Робби оглянулся в поисках Роланда. Не зная точно почему, он восхищался молодым французом, и если кто способен был истолковать причины ниспосланного Богом поражения, так только он. Но Роланд был занят оживленной беседой с человеком в незнакомой Робби накидке. На его джупоне была изображена вздыбленная зеленая лошадь на белом поле. Шотландцу никогда прежде не доводилось видеть такого герба среди воинов короля Иоанна. Чужак что-то негромко и настойчиво говорил Роланду, который, похоже, задал несколько вопросов, потом пожал собеседнику руку. И когда он повернулся к Робби, лицо его просто лучилось от счастья.
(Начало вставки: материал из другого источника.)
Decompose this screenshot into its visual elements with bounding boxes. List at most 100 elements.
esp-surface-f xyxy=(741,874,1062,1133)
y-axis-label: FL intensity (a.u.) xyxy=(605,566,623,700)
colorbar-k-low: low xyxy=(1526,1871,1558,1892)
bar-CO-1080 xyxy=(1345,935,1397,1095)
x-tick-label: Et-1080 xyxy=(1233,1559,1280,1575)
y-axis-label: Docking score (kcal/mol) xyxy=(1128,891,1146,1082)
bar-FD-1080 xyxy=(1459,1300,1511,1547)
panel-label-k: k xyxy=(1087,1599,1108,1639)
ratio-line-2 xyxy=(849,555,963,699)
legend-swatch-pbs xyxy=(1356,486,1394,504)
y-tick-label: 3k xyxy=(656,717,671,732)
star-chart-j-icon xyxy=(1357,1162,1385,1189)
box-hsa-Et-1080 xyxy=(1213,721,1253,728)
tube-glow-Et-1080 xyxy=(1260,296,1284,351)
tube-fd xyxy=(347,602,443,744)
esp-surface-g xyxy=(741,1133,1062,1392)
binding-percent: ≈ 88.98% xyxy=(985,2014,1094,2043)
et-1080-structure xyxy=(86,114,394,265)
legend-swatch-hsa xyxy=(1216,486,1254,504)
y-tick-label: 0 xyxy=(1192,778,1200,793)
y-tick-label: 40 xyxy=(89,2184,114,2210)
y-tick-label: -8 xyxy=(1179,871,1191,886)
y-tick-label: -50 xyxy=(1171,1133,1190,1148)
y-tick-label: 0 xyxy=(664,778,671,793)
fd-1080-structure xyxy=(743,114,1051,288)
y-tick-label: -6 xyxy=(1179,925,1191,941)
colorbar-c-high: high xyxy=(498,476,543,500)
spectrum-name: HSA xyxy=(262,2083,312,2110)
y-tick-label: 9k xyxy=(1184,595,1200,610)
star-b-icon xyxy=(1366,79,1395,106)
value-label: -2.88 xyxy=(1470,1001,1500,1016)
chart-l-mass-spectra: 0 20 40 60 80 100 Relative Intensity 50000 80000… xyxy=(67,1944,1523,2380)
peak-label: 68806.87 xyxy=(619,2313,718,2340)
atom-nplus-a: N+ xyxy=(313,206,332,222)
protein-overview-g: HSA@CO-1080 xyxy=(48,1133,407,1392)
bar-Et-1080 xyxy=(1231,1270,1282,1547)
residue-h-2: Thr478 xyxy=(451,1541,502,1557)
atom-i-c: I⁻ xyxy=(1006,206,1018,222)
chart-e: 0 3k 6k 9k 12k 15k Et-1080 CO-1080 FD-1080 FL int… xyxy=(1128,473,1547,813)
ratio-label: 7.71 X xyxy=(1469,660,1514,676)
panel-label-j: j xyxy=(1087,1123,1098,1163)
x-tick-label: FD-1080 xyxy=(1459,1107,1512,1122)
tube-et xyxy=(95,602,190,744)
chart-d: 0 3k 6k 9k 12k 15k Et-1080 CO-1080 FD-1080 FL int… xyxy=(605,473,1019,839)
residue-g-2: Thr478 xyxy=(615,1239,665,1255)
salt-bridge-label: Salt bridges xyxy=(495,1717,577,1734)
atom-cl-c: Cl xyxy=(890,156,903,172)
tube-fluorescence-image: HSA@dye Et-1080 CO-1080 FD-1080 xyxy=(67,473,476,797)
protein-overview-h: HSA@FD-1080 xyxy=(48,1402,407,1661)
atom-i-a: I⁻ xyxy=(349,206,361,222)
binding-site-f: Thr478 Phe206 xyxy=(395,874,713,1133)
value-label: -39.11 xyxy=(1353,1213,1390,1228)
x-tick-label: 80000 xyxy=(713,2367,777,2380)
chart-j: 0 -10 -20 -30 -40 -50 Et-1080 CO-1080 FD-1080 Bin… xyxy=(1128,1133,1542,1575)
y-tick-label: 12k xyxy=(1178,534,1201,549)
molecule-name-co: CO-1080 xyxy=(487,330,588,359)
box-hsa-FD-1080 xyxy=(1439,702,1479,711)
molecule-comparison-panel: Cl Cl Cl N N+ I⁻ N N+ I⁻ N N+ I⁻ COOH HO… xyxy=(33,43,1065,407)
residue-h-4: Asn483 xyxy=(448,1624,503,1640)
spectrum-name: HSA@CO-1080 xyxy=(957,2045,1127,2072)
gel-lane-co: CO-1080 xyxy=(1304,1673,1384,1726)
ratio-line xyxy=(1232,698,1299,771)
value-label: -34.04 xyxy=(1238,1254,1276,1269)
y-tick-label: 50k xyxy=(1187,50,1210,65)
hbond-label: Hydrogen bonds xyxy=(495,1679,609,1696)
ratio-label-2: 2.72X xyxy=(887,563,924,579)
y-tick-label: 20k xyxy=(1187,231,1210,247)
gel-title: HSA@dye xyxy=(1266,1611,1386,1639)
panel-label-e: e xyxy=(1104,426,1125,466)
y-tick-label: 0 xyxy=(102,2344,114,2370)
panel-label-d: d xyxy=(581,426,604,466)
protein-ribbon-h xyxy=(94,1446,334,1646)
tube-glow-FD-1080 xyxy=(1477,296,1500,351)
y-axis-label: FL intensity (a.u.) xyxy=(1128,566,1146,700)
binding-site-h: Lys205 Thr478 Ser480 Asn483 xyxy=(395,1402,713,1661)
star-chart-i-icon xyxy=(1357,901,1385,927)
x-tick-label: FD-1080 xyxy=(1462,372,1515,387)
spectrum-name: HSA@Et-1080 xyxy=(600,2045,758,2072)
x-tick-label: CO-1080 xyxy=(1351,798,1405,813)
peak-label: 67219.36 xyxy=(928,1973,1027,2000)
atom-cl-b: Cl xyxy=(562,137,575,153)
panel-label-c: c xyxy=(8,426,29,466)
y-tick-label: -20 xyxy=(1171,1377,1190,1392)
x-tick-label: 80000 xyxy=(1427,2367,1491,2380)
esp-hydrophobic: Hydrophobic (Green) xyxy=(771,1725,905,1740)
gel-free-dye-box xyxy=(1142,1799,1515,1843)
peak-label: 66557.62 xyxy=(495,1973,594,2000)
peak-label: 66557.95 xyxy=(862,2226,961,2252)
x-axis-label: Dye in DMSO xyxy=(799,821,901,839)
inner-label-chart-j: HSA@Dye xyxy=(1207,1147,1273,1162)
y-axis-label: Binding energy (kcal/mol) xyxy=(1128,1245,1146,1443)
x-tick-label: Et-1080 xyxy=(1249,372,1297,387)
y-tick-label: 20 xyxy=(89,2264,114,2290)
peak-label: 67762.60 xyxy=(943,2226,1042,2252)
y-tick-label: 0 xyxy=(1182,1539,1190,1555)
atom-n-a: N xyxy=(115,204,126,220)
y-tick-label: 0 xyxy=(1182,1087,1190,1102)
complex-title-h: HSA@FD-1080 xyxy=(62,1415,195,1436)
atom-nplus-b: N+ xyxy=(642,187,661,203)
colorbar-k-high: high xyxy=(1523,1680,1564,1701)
Вся остальная армия короля могла горевать, потому что надежды Франции обратились в пылающий костер на сыром поле, но Роланд де Веррек просто сиял от счастья.

– Я обрел цель, – сообщил он Робби. – Подвиг!

– В Париже намечается турнир, – сказал юноша. – Там без тебя наверняка не обойдется.

– Нет, – отрезал Роланд. – Дева в беде! Негодяй похитил ее у законного супруга, увез силком, и меня просили спасти несчастную.

Робби вытаращил глаза на рыцаря-девственника. Ролан говорил совершенно серьезно, словно действительно считал себя рыцарем из тех героических песен, что распевают трубадуры.

– Вам щедро заплатят, мессир, – произнес рыцарь в зелено-белом джупоне.

– Честь совершить подвиг – сама по себе достаточная плата, – провозгласил Роланд де Веррек, но быстро спохватился. – Однако, если твой господин граф предложит небольшое вознаграждение, я, разумеется, буду счастлив.

Он поклонился Робби.

– Мы еще встретимся, – пообещал француз. – И не забывай о моих словах: ты спасен для высшей цели. Ты благословен. Как и я. Рыцарский обет!

Лорд Дуглас смотрел в спину удаляющемуся де Верреку.

– Он и вправду девственник? – В его голосе прозвучало недоверие.

– Роланд клянется, что так, – ответил Робби.

– Неудивительно, что правая рука у него такая крепкая, – пробормотал Дуглас. – Но сам он наверняка чокнутый, как чертов горностай.

Шотландец сплюнул.

Роланд де Веррек принял рыцарский обет, и Робби ему завидовал.

12

Кольцо Рыболова – перстень папы римского. На нем изображен святой Петр, закидывающий в воду невод.

13

Нэйкерсы – котлообразные барабаны. Название произошло от арабского глагола «бить», «ударять». В Европе появились во время Крестовых походов (XIII век).